Gerisi taklittir. Yani aslında günümüzden, normalden, en azından eğitim kavramı açısından, taklidine doğru büyük bir adım atılıyor. Bu neye yol açar? Çok basit bir şeye. Ayrıca, kavramların kendileri - "bilgi", "beceriler", "yetenekler" - amortismana tabi tutulur.

Koronavirüsle ilgili son zamanlarda yapılan sosyal anketler çok ilginç bir şeyi ortaya çıkardı. Görüşülen Rus vatandaşlarının %28'inin tüm resmi verilere inanmadığı ve gerçek vaka sayısının çok daha yüksek olduğuna inandığı ortaya çıktı. %29 çok daha az olduğuna inanıyor. Yani, bu tür toplumumuzda yeniliklerin, uzmanların değerlendirmelerinde bilgiye olan güveni baltaladığı ortaya çıktı. Ve böylece yazışma eğitimi ile doğrudan Orta Çağ'a geçiyoruz.

Bu eğitim biçimini destekleyenlerin çıkarları nelerdir - bunlar bir tür ticari çıkar mı yoksa ideolojik çıkar mı?

Sadece Club of Rome'un ellinci yıldönümü için “Haydi!

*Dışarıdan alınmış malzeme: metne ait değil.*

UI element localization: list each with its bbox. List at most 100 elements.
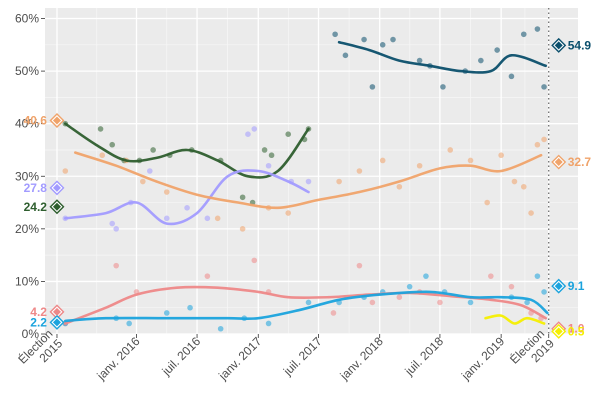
series-2-result-2019-label: 32.7	[568, 155, 592, 169]
x-tick-label: juil. 2017	[280, 334, 325, 379]
poll-point	[356, 168, 363, 174]
poll-point	[541, 84, 547, 90]
x-tick-label-group: janv. 2018	[337, 334, 386, 383]
poll-point	[379, 157, 386, 164]
poll-point	[163, 310, 170, 316]
series-0-trend-line	[64, 122, 310, 179]
poll-point	[140, 178, 146, 185]
poll-point	[396, 183, 403, 190]
poll-point	[251, 126, 258, 132]
series-5-polls	[332, 26, 547, 90]
poll-point	[163, 189, 170, 195]
poll-point	[285, 210, 292, 216]
series-3-result-2015-label: 4.2	[30, 305, 47, 319]
poll-point	[467, 299, 474, 306]
poll-point	[541, 136, 547, 143]
x-tick-label: juil. 2018	[401, 334, 446, 379]
x-tick-label-group: janv. 2016	[93, 334, 142, 383]
poll-point	[126, 320, 132, 327]
series-6-result-2019-label: 0.5	[568, 324, 585, 338]
x-tick-label: janv. 2019	[458, 334, 507, 383]
poll-point	[62, 168, 69, 174]
poll-point	[204, 273, 211, 279]
poll-point	[416, 162, 423, 169]
series-4-result-2019-marker	[554, 282, 563, 291]
poll-point	[379, 42, 386, 48]
poll-point	[508, 73, 515, 80]
x-tick-label-group: juil. 2018	[401, 334, 446, 379]
series-6-result-2019-marker	[554, 327, 563, 336]
poll-point	[109, 141, 116, 148]
series-0-result-2015-label: 24.2	[24, 200, 48, 214]
series-4-result-2019-label: 9.1	[568, 279, 585, 293]
poll-point	[361, 36, 367, 43]
poll-point	[498, 152, 504, 159]
poll-point	[99, 152, 106, 159]
poll-point	[488, 273, 494, 279]
series-2-polls	[62, 136, 547, 232]
poll-point	[406, 283, 413, 290]
poll-point	[416, 57, 423, 64]
poll-point	[396, 294, 403, 300]
series-1-result-2015-label: 27.8	[24, 181, 48, 195]
x-tick-label-group: juil. 2017	[280, 334, 325, 379]
poll-point	[484, 199, 490, 206]
poll-point	[214, 215, 221, 222]
poll-point	[113, 262, 119, 269]
poll-point	[305, 299, 312, 306]
poll-point	[217, 325, 224, 332]
x-tick-label-group: juil. 2016	[159, 334, 204, 379]
series-3-result-2019-label: 1.0	[568, 322, 585, 336]
series-4-result-2015-marker	[52, 318, 61, 327]
series-4-trend-line	[64, 290, 549, 323]
poll-point	[437, 299, 443, 306]
poll-point	[369, 84, 376, 90]
poll-point	[447, 147, 454, 153]
poll-point	[245, 131, 251, 137]
poll-point	[268, 152, 275, 159]
poll-point	[511, 178, 518, 185]
poll-point	[541, 289, 547, 295]
poll-point	[528, 210, 534, 216]
poll-point	[440, 84, 446, 90]
poll-point	[285, 131, 292, 137]
poll-point	[332, 31, 338, 38]
series-3-trend-line	[64, 285, 547, 325]
poll-point	[163, 215, 170, 222]
poll-point	[520, 183, 527, 190]
series-6-trend-line	[484, 314, 546, 325]
x-tick-label-group: janv. 2017	[215, 334, 264, 383]
x-tick-label: janv. 2017	[215, 334, 264, 383]
poll-point	[534, 141, 541, 148]
poll-point	[97, 126, 104, 132]
series-1-result-2015-marker	[52, 183, 61, 192]
series-2-result-2015-label: 40.6	[24, 114, 48, 128]
series-1-trend-line	[64, 169, 310, 226]
poll-point	[508, 283, 515, 290]
y-tick-label: 40%	[15, 117, 39, 131]
series-0-result-2015-marker	[52, 202, 61, 211]
series-5-result-2019-label: 54.9	[568, 38, 592, 52]
poll-point	[467, 157, 474, 164]
poll-point	[356, 262, 363, 269]
x-tick-label: janv. 2016	[93, 334, 142, 383]
poll-point	[478, 57, 484, 64]
poll-point	[494, 47, 500, 53]
series-2-result-2019-marker	[554, 158, 563, 167]
y-tick-label: 50%	[15, 64, 39, 78]
series-5-result-2019-marker	[554, 41, 563, 50]
series-4-result-2015-label: 2.2	[30, 315, 47, 329]
poll-point	[204, 215, 211, 222]
series-3-result-2015-marker	[52, 307, 61, 316]
poll-point	[336, 178, 342, 185]
poll-point	[390, 36, 396, 43]
series-5-trend-line	[337, 40, 547, 74]
y-tick-label: 30%	[15, 169, 39, 183]
poll-point	[187, 304, 193, 311]
series-2-result-2015-marker	[52, 116, 61, 125]
y-tick-label: 60%	[15, 12, 39, 26]
x-tick-label-group: janv. 2019	[458, 334, 507, 383]
x-tick-label: janv. 2018	[337, 334, 386, 383]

Kapitalizm, dar görüşlülük, nüfus ve gezegen yıkımı”. Kapitalizmin olanaklarını tükettiğini, çöktüğünü ve hiçbir umudunun olmadığını açıkça belirtiyor.

Farklı gelirlere sahip insanların refahının 20 yılda nasıl düştüğünün bir grafiğini gösteriyor. Bu grafiğe "fil gövdesi" denir. Zenginler daha da zenginleşti, şaşılacak bir şey yok. Güneydoğu Asya'daki en yoksul insanlar daha iyi yaşamaya başladılar. Ve sadece orta sınıf her yerde daha kötü yaşamaya başladı. Öğretmenler, doktorlar, profesörler - gelirleri ya azaldı ya da çok az arttı.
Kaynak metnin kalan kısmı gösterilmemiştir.